I will insert two codes below, the first one generates a scatter plot that takes into account the chosen date (date2
) in my database. The link to download the database is:database_test.xlsx - Google Sheets . Anyway, I'll insert my database image at the end of this message.
The second code is for calculating the mean and standard deviation with respect to the same database. In this case, they are taking into account the day of the week (Week
). You will see in code 2 that for calculating the mean and standard deviation I entered an i
, so if i=3, it means Saturday.
However, I would like to insert two horizontal lines: one mean and the other mean+standard deviation in my scatterplot, ie in code 1. So if I choose, for example, 10/4/2021, it will generate a scatter plot, but it would also insert the two lines I mentioned (mean and mean+standard deviation) corresponding to the chosen day of the week, which in this case is Saturday.
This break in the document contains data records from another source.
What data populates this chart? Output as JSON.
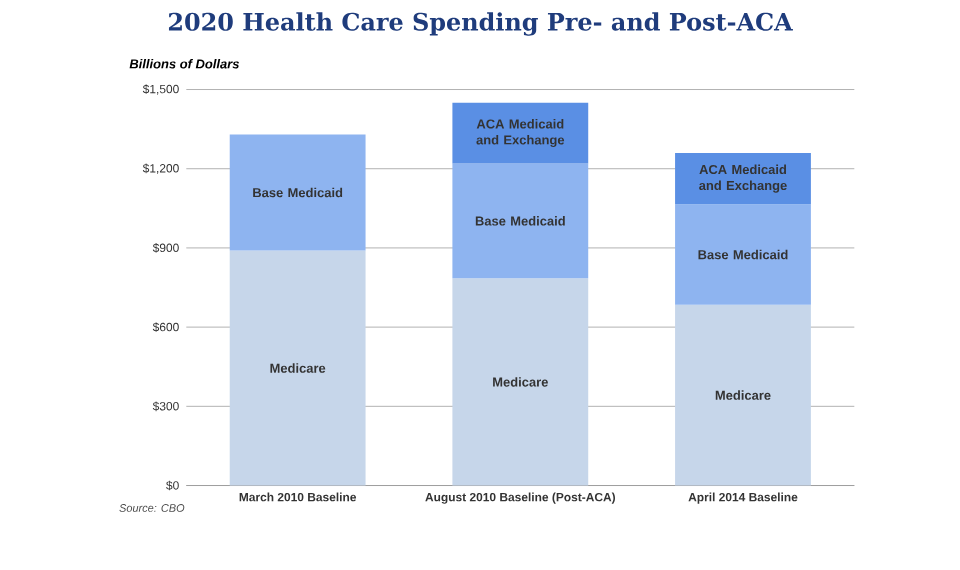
{
  "chart_data": {
    "type": "bar",
    "stacked": true,
    "title": "2020 Health Care Spending Pre- and Post-ACA",
    "ylabel": "Billions of Dollars",
    "categories": [
      "March 2010 Baseline",
      "August 2010 Baseline (Post-ACA)",
      "April 2014 Baseline"
    ],
    "series": [
      {
        "name": "Medicare",
        "color": "#c6d6ea",
        "values": [
          890,
          785,
          685
        ]
      },
      {
        "name": "Base Medicaid",
        "color": "#8eb4f0",
        "values": [
          440,
          435,
          380
        ]
      },
      {
        "name": "ACA Medicaid and Exchange",
        "color": "#5a8fe4",
        "values": [
          null,
          230,
          195
        ]
      }
    ],
    "ylim": [
      0,
      1500
    ],
    "yticks": [
      {
        "value": 0,
        "label": "$0"
      },
      {
        "value": 300,
        "label": "$300"
      },
      {
        "value": 600,
        "label": "$600"
      },
      {
        "value": 900,
        "label": "$900"
      },
      {
        "value": 1200,
        "label": "$1,200"
      },
      {
        "value": 1500,
        "label": "$1,500"
      }
    ],
    "grid": "y",
    "annotations": [
      "Source: CBO"
    ]
  }
}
If I choose the day 09/04/2021, it will generate the scatter plot and the lines for Friday.
I appreciate any help!
Thank you very much!
Muito obrigado!
First code
library(dplyr)
library(ggplot2)
library(tidyr)
library(lubridate)
df<-read_excel('C:/Users/Downloads/database_test.xlsx')
#create scatter plot
scatter_date <- function(dt, dta = df) {
dta %>%
filter(date2 == ymd(dt)) %>%
summarize(across(starts_with("DR"), sum)) %>%
pivot_longer(everything(), names_pattern = "DR(.+)", values_to = "val") %>%
mutate(name = as.numeric(name)) %>%
plot(xlab = "Days", ylab = "Types", xlim = c(0, 7))
}
scatter_date("2021-04-10",df)
Seconde code
#calculation of mean and standard deviation
df<-subset(df,df$date2<df$date1)
dim_data<-dim(df)
day<-c(seq.Date(from = as.Date(df$date2[1]),
to = as.Date(df$date2[dim_data[1]]),
by = "1 day"))
df_grouped<-matrix(nrow = 9,ncol=6)
colnames(df_grouped)<-c("Id","date1","date2","Week","D","D1")
df_grouped <- df %>%
mutate(across(starts_with("date"), as.Date)) %>%
group_by(date2) %>%
summarise(Id = first(Id),
date1 = first(date1),
Week = first(Week),
D = first(D),
D1 = sum(D1)) %>%
select(Id,date1,date2,Week,D,D1)
df_grouped <- df_grouped %>% mutate(date1=format(date1,"%d/%m/%Y"),
date2=format(date2,"%d/%m/%Y"))
df_grouped<-data.frame(df_grouped)
DS=c("Thursday","Friday","Saturday")
i<-3
df_OC<-subset(df_grouped,is.na(D))
ds_OC<-subset(df_OC,df_OC$Week==DS[i])
mean_Week<-mean(as.numeric(ds_OC[,"D1"]) )
mean_Week
[1] 19
sdeviation_Week<-sd(as.numeric(ds_OC[,"D1"]))
sdeviation_Week
[1] 7.071068